Eski Antlaşma dönemindeki kilise, Yeni Antlaşma dönemi kilisesi için bir simgeydi. İsrailliler esaretten Rab ile temas kurmadan kurtuldular ve bu nedenle Rab’bin Egemenliğinde yaşamak için gerekli olan temel kuralları öğrenmeleri gerekliydi. Musa onlara Rab’bi ve komşularını sevmeyi öğretmişti, yanlış şeyler yapmalarını yasaklamıştı ve tek gerçek Tanrıya tapmalarını öğütlemişti. Ayrıca onları bu bilgileri gelecek kuşaklara aktarmaları için yönlendirmişti (Yasa’nın Tekrarı 6:6-7). Gidecekleri yerde her şey yeni olmalıydı.
Karanlığın egemenliğinden kurtarılıp Rab’bin egemenliğine getirildik (Koloseliler 1:13). Bu nedenle başkalarıyla ilişkilerimize dikkat etmeliyiz. Eşimiz, düşmanlarımız, dostlarımız ve en önemlisi de En Yüce Olan Rab ile ilişkilerimizde dikkatli olmalıyız. Yaşadığımız ruhsal dünyaya dinlerden hiçbir şey getirmemeliyiz. Burada her şey yenidir ve her şeyi Kutsal Yazılarda belirtildiği şekilde yapmalıyız.
Şu anda yaşadığımız yer ile iman etmeden önce yaşadığımız yer arasında bir fark vardır. Burada, Rab’bin sevgili Oğlu’nun egemenliğindeki en önemli fark, işleri kendi gücümüze güvenerek yapmayışımızdır. Bunu yerine Rab’be güveniriz. Kim Baba’ya gerçekten inanır ve Kutsal Kitapta bildirilen buyrukları yerine getirerek yanlışlardan uzak durursa, onlar Rab’bi hoşnut ederler.
Ama kendilerini Hristiyanlık dünyasının üyeleri olarak gören insanları etkileyen kötü bir salgın vardır. Onlar Rab’den korkmayı, yani O’na saygı göstermeyi bilmezler. Çünkü Kutsal Kitabın öğrettiklerini öğrenmek ve yerine getirmek için uğraşmazlar. Bu talimatların üzerinde çalışılması ve onlara uyulması gerekir. Kim bu şekilde davranır ve Rab’be saygı gösterirse sağlık, esenlik, zenginlik ve diğer bereketlere sahip olur.

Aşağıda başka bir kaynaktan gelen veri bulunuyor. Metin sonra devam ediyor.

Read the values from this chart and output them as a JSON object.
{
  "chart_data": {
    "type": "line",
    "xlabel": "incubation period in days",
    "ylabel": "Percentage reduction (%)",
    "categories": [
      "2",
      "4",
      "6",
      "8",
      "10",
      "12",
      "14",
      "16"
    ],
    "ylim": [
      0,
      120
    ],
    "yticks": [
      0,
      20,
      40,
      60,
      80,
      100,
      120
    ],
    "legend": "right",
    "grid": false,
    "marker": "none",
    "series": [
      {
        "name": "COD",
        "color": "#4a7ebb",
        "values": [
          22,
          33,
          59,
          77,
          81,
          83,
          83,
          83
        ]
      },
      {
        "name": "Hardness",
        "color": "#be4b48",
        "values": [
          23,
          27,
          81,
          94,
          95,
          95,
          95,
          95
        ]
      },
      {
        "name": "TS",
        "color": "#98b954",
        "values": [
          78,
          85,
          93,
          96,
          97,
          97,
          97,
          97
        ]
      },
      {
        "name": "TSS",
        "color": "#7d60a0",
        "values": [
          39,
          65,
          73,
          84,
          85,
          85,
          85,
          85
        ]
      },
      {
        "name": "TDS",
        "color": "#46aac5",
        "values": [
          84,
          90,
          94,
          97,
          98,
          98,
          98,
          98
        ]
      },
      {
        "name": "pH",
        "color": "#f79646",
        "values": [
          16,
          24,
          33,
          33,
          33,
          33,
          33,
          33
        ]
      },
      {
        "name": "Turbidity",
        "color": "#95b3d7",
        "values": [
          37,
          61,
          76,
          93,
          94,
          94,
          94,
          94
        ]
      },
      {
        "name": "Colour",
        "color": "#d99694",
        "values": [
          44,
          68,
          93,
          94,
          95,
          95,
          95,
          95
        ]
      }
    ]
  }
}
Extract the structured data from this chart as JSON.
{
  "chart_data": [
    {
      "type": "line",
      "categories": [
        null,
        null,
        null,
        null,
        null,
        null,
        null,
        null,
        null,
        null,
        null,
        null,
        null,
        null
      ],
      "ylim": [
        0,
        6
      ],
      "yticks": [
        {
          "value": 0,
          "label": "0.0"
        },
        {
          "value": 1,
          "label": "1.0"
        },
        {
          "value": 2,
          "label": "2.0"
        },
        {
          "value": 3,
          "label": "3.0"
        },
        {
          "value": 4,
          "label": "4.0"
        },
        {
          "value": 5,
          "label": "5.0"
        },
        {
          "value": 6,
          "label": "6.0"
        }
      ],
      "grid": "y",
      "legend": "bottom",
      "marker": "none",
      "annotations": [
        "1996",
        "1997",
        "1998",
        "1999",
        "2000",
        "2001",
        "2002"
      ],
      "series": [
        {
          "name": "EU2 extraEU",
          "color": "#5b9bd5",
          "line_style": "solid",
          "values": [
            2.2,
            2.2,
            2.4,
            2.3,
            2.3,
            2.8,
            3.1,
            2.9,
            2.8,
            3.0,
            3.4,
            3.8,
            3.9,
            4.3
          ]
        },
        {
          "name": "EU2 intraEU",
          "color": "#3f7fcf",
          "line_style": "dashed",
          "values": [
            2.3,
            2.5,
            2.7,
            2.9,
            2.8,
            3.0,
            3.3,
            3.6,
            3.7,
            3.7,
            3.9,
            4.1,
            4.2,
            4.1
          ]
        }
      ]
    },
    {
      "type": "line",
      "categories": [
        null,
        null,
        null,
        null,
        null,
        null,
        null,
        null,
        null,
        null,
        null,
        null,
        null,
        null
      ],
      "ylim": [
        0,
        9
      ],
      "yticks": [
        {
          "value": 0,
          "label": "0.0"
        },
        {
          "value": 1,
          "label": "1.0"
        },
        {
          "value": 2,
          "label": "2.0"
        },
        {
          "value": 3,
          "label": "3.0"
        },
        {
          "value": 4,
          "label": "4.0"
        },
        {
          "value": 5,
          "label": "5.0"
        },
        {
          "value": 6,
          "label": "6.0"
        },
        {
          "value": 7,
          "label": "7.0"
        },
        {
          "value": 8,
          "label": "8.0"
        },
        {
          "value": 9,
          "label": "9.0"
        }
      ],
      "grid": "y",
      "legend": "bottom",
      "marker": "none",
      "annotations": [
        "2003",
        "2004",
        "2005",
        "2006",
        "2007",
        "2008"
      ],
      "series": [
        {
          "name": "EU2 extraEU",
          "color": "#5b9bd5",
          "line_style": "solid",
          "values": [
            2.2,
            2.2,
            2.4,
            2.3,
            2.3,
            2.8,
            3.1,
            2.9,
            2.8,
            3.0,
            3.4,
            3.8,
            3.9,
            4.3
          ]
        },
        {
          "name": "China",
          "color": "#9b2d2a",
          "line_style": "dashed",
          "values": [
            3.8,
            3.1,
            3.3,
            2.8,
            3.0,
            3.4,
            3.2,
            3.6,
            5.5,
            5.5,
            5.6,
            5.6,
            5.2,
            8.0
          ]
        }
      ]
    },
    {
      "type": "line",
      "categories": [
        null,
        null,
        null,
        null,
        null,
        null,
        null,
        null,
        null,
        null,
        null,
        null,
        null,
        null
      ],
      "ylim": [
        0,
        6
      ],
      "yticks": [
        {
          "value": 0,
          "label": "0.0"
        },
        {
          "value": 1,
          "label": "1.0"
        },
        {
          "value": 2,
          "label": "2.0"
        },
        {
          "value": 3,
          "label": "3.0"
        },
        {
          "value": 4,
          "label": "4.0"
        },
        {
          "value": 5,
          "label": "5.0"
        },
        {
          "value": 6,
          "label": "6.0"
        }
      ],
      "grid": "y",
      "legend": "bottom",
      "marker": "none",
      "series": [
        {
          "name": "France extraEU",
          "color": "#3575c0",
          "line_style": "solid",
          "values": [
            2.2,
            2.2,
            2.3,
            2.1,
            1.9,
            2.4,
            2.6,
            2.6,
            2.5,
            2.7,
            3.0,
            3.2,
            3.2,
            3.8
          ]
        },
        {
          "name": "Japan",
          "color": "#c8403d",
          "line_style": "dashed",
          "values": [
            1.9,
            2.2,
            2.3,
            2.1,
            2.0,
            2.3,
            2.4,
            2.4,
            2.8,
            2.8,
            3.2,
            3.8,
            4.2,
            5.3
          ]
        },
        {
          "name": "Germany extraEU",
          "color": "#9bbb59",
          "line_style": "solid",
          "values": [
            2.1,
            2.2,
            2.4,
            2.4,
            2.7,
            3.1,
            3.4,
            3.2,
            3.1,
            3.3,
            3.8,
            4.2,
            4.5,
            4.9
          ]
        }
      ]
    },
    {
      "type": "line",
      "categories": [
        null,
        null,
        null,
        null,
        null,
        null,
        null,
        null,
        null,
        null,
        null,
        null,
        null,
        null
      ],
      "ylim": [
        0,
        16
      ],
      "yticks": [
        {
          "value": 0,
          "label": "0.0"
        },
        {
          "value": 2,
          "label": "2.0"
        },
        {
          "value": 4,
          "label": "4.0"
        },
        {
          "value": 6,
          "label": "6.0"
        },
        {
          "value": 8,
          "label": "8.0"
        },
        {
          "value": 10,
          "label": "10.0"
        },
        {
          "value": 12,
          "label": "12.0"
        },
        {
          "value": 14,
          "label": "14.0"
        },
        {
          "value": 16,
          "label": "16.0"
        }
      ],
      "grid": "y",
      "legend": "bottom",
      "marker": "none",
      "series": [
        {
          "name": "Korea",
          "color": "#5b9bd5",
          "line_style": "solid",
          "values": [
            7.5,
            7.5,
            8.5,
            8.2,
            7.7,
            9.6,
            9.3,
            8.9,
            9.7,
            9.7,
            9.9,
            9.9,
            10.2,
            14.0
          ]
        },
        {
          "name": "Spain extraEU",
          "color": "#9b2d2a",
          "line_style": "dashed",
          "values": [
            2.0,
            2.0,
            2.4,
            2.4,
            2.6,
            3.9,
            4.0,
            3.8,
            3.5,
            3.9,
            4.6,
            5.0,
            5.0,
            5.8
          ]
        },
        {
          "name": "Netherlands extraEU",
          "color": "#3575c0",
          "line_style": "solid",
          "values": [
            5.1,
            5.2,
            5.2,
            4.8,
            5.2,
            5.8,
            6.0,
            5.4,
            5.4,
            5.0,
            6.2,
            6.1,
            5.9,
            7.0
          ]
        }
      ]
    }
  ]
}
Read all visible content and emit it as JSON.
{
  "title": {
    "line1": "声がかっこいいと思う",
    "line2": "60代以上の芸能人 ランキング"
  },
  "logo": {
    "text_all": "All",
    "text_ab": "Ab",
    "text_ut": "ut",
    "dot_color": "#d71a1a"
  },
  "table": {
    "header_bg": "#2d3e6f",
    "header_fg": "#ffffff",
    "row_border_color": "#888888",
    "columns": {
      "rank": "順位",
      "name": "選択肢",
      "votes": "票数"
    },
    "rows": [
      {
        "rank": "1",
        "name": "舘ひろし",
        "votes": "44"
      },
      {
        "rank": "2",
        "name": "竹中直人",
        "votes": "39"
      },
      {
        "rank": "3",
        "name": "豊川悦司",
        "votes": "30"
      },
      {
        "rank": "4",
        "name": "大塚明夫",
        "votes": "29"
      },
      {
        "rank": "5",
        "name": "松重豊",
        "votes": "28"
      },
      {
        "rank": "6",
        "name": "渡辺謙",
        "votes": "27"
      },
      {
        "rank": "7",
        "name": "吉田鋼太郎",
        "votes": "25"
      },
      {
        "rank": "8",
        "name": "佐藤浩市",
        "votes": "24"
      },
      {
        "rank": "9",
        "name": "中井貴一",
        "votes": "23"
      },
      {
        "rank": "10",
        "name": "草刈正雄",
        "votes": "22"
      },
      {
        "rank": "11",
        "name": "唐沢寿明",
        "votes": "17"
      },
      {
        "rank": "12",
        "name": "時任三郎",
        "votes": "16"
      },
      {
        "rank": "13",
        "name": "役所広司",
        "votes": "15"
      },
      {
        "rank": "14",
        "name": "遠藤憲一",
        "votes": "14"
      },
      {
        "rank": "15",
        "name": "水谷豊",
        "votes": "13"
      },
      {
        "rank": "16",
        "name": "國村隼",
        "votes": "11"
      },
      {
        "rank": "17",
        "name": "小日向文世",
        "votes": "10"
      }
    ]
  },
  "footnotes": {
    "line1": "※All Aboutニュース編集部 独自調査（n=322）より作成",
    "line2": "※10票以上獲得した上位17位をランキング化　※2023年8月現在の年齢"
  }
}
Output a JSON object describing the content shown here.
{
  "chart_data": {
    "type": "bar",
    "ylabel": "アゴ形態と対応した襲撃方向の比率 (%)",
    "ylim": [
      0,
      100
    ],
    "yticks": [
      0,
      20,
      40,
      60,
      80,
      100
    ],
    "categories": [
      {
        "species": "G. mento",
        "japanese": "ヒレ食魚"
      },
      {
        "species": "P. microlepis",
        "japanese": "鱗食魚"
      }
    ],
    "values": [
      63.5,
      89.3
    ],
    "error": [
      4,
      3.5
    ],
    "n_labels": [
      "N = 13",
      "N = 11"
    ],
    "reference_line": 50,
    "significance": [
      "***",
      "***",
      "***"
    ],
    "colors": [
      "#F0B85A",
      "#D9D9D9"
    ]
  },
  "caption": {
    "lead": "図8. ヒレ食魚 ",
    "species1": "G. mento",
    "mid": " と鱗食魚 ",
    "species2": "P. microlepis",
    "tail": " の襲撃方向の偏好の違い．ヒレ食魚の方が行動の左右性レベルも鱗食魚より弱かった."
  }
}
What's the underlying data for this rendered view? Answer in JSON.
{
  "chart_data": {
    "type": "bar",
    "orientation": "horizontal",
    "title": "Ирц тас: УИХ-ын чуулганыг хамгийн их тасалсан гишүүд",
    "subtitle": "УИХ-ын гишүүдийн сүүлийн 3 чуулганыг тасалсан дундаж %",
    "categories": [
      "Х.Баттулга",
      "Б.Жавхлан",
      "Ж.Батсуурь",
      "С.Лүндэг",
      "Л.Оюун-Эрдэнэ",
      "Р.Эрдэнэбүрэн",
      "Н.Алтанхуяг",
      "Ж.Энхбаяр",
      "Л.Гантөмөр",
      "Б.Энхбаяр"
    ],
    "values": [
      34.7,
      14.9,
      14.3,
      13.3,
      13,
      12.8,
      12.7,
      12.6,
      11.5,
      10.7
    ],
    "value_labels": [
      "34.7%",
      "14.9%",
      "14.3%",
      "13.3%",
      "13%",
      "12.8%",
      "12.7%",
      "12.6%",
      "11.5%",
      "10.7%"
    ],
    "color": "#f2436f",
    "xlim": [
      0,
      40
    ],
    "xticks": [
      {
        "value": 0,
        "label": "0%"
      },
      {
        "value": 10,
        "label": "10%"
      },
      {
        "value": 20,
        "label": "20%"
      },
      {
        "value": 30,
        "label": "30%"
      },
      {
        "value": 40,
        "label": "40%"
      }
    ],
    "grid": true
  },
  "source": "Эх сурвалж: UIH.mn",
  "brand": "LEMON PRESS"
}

Rab’bin kuralları ve buyrukları yerine getirmesi zor şeyler değildir. Kim onları bilmek ve uygulamak isterse görecektir ki İsa’nın boyunduruğunu taşımak kolaydır ve O’nun yükü hafiftir (Matta 11:30). Bu nedenle bu buyrukların üzerinde düşünün ve onları öğrenmeye çalışın. Bunu yaparak ömrünüz uzayacaktır.